Letzten Freitag war ich zu einer Preisverteilung in einem Waldhaus eingeladen. Ich hatte vor vielen Monaten eine Kurzgeschichte dazu eingesandt, wusste nicht mal mehr welche. Die Preisträger wurden vorher nicht informiert; es hatte nur geheissen, dass sie ihre Geschichte dem Publikum vorlesen müssten. Zuerst spielte eine Harfenistin eine Lied - und auch später immer zwischendurch. Es redeten Mitglieder der Kulturkommission und der Gemeindepräsident des Ortes. Dann wurde die Preisträgerin des 3. Preises aufgerufen. Dann die Preisträgerin des 2. Preises. Und dann? Ich! Ich fiel fast vom Stuhl......

Meine Geschichte:

Eigentlich hatte ich mir den Tag ganz anders vorgestellt. Endlich hatte ich einen Verleger gefunden, der mein Manuskript nicht monatelang ungelesen in irgendeiner Ecke seines Büros aufgestapelt hatte, um es dann mit einer nichtssagenden Notiz an mich zurück zu senden. Nein, schon nach wenigen Wochen war ein Anruf gekommen, man sei interessiert und der Verleger persönlich wolle sich mit mir im Bahnhofbuffet Bern treffen.
Das Gespräch am Ort hatte sich auch zuerst ganz gut angelassen. Der Verleger machte mir ein Kompliment, er habe selten ein Manuskript gelesen, das mit so viel Beobachtungsgabe geschrieben worden sei. Dann aber kamen so viele Wenns und Abers, dass am Schluss klar war, das ganze Buch musste total umgeschrieben werden.
Ich versprach also, mich unverzüglich an die Arbeit zu machen und dann die korrigierte Version dem Verleger zu schicken.
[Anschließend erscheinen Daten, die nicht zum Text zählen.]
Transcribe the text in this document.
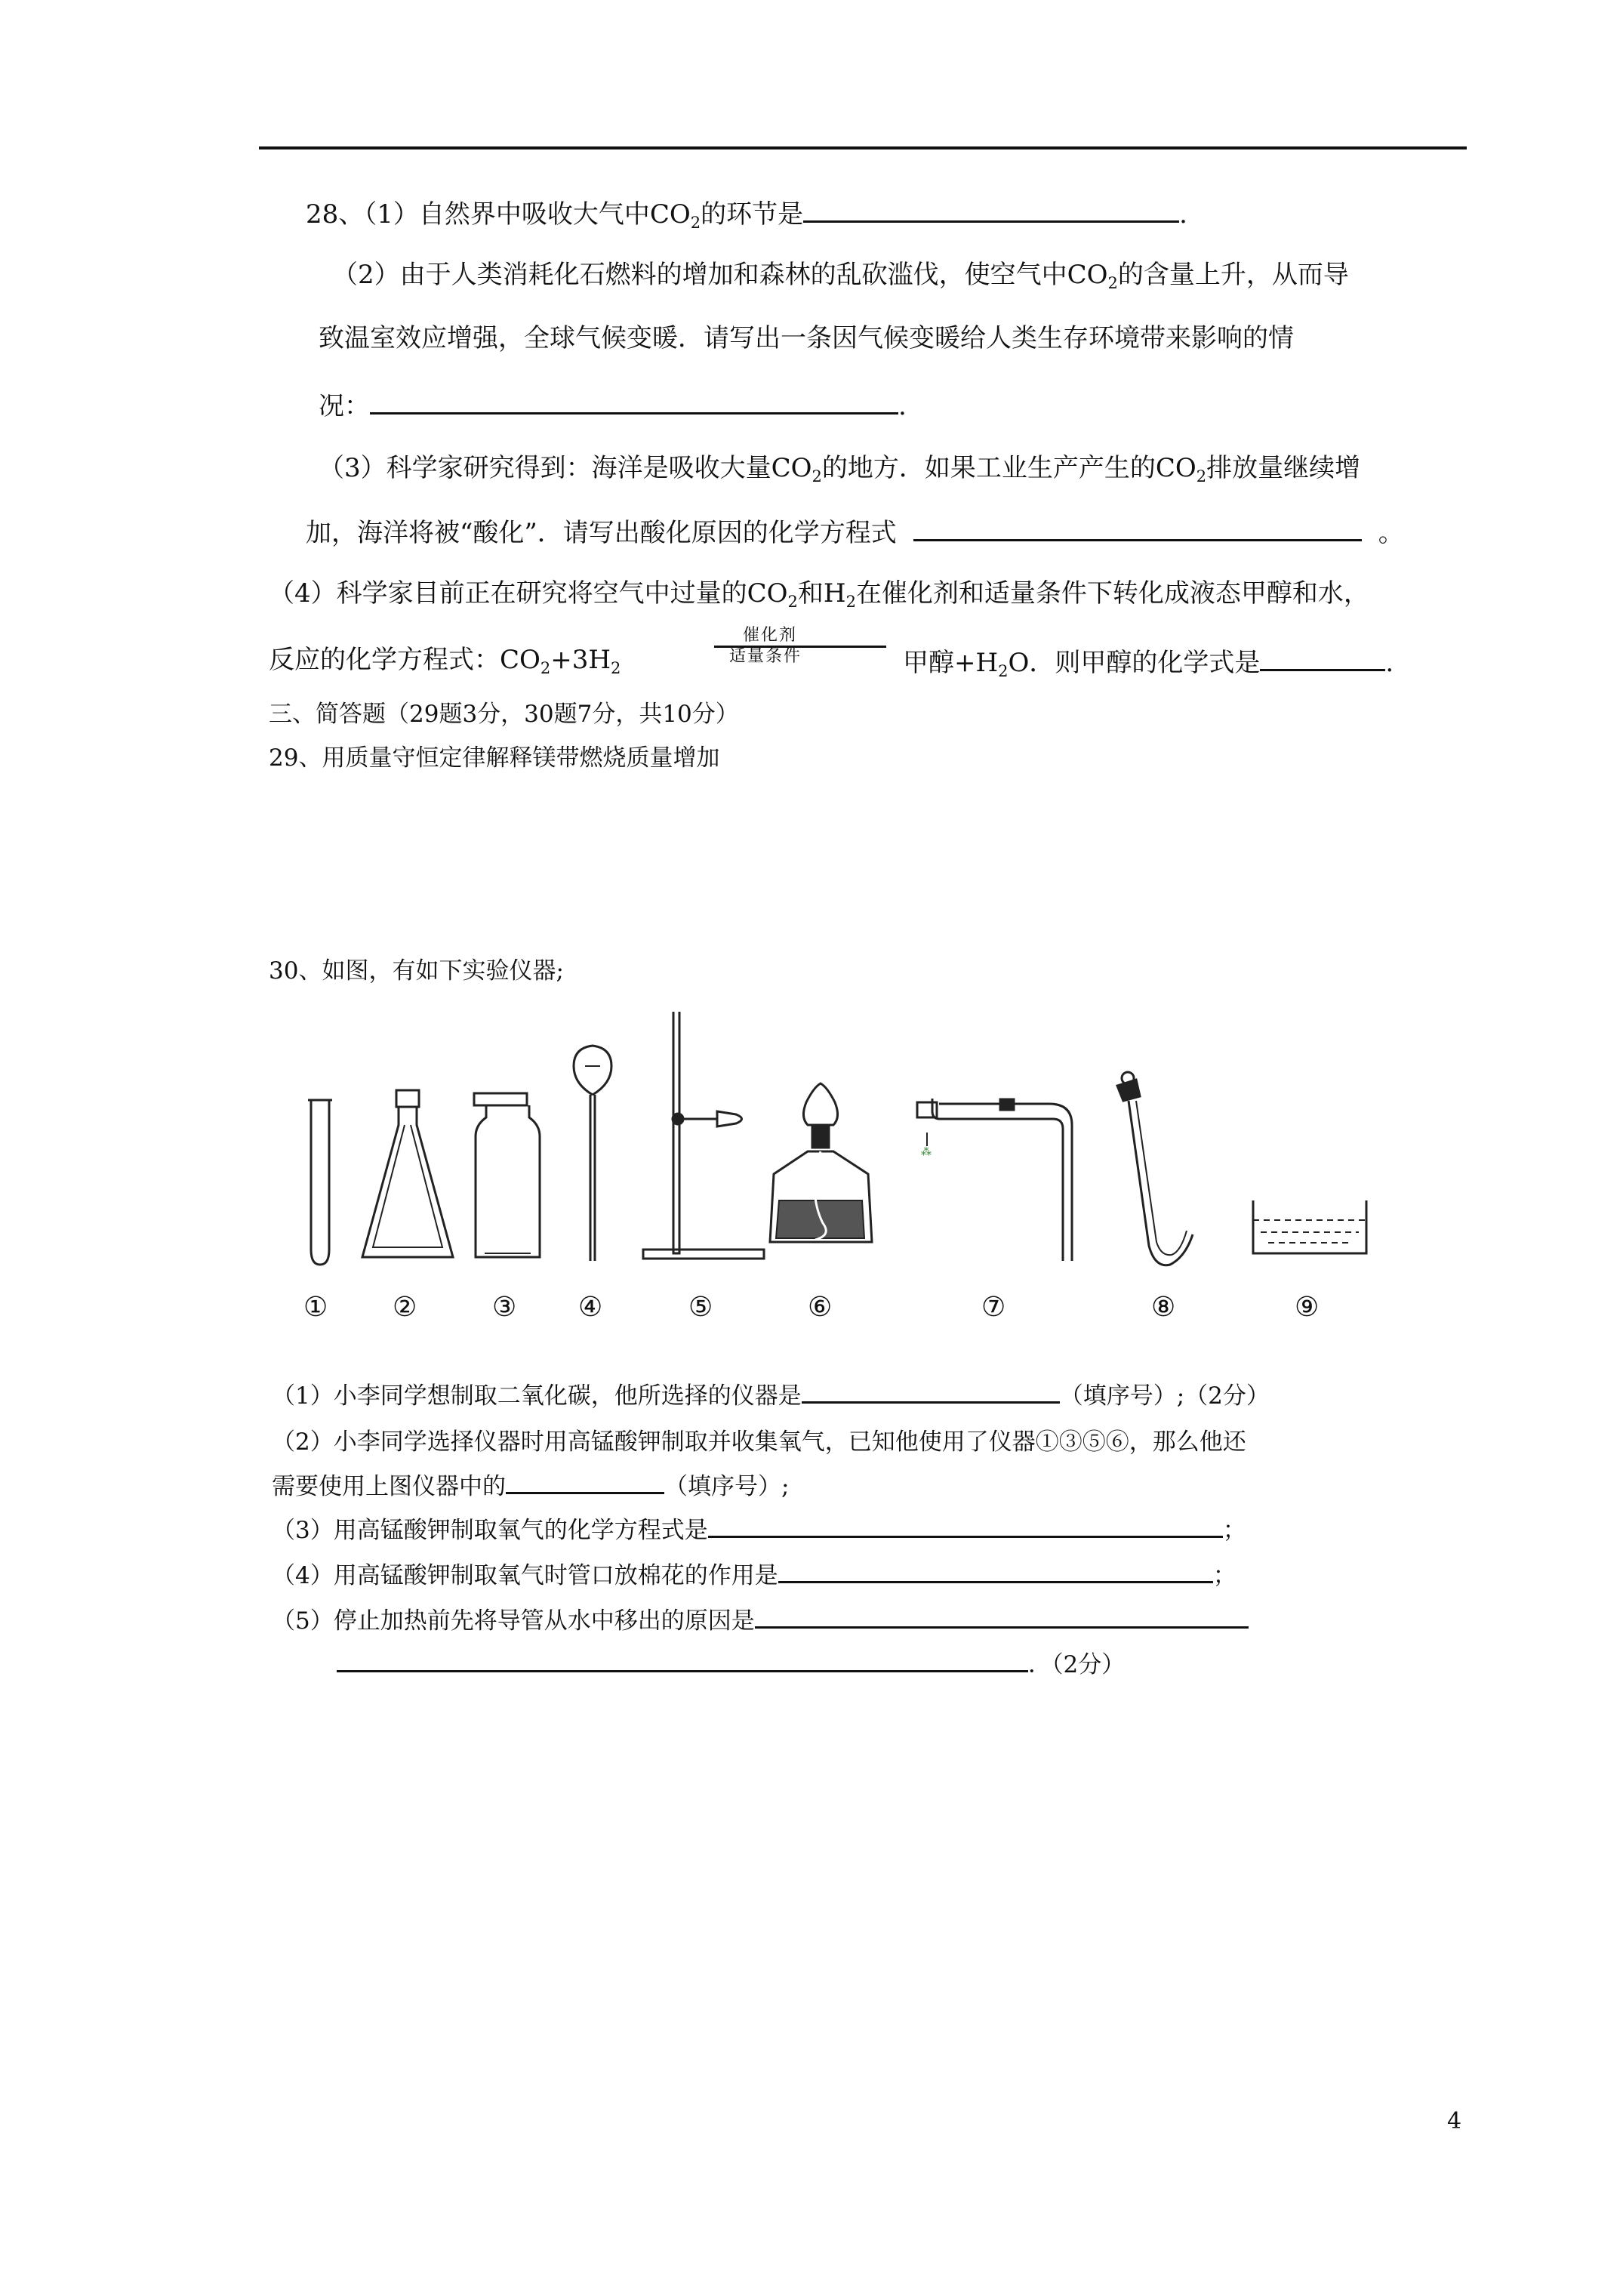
28、（1）自然界中吸收大气中$CO_2$的环节是	.
（2）由于人类消耗化石燃料的增加和森林的乱砍滥伐，使空气中$CO_2$的含量上升，从而导
致温室效应增强，全球气候变暖．请写出一条因气候变暖给人类生存环境带来影响的情
况：	.
（3）科学家研究得到：海洋是吸收大量$CO_2$的地方．如果工业生产产生的$CO_2$排放量继续增
加，海洋将被“酸化”．请写出酸化原因的化学方程式	。
（4）科学家目前正在研究将空气中过量的$CO_2$和$H_2$在催化剂和适量条件下转化成液态甲醇和水，
反应的化学方程式：$CO_2+3H_2$
催化剂
适量条件	甲醇$+H_2O$．则甲醇的化学式是	.
三、简答题（29题3分，30题7分，共10分）
29、用质量守恒定律解释镁带燃烧质量增加
30、如图，有如下实验仪器;
⁂
① ②	③ ④	⑤	⑥	⑦	⑧	⑨
（1）小李同学想制取二氧化碳，他所选择的仪器是	（填序号）;（2分）
（2）小李同学选择仪器时用高锰酸钾制取并收集氧气，已知他使用了仪器①③⑤⑥，那么他还
需要使用上图仪器中的	（填序号）;
（3）用高锰酸钾制取氧气的化学方程式是	；
（4）用高锰酸钾制取氧气时管口放棉花的作用是	；
（5）停止加热前先将导管从水中移出的原因是
．（2分）
4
Dann war es Zeit, sich zu verabschieden. Da der Verleger den Wein ausgelesen und bestellt hatte, nahm ich eigentlich an, er werde auch die Zeche begleichen, täuschte mich jedoch, denn der Verleger stand auf und verabschiedete sich freundlich. So blieb denn die Rechnung an mir hängen.
Ich erwischte eben noch den Zug, der mich zurück nach Olten bringen sollte. Leider waren alle Nichtraucherabteile schon besetzt und ich konnte mir gerade noch in ein Coupé quetschen, in dem sich drei schwarzgelederte Typen breitgemacht hatten. Den Tätowierungen und der ganzen Bekleidung nach zu schliessen, musste es sich bei den dreien um die Spezies handeln, die man im Sprachgebrauch gemeinhin als Töff-Rocker bezeichnet. Im Verlaufe des Gespräches, das die Burschen ganz ungeniert und in der grösstmöglichen Lautstärke führten, konnte ich mir dann allerdings die näheren Umstände der Bahnfahrt des unangenehmen Trios zusammenreimen. Sie waren tags zuvor nämlich mit ihren schweren Motorrädern auf der Autobahn mit fast zweihundert Sachen in eine Polizeikontrolle mit Radar gerast und dann buchstäblich aus dem Verkehr gezogen worden. Und weil sie - mit einem ansehnlichen Alkoholpegel im Blasapparat - anschliessend randaliert hatten, liess man die drei unbequemen Gesellen in einer Ausnüchterungszelle übernachten und die Motorräder wurden ihnen kurzerhand konfisziert. So war ihre üble Laune also noch einigermassen verständlich, wenn auch überhaupt nicht entschuldbar war, dass sie diese nun an den unschuldigen Fahrgästen abzureagieren versuchten.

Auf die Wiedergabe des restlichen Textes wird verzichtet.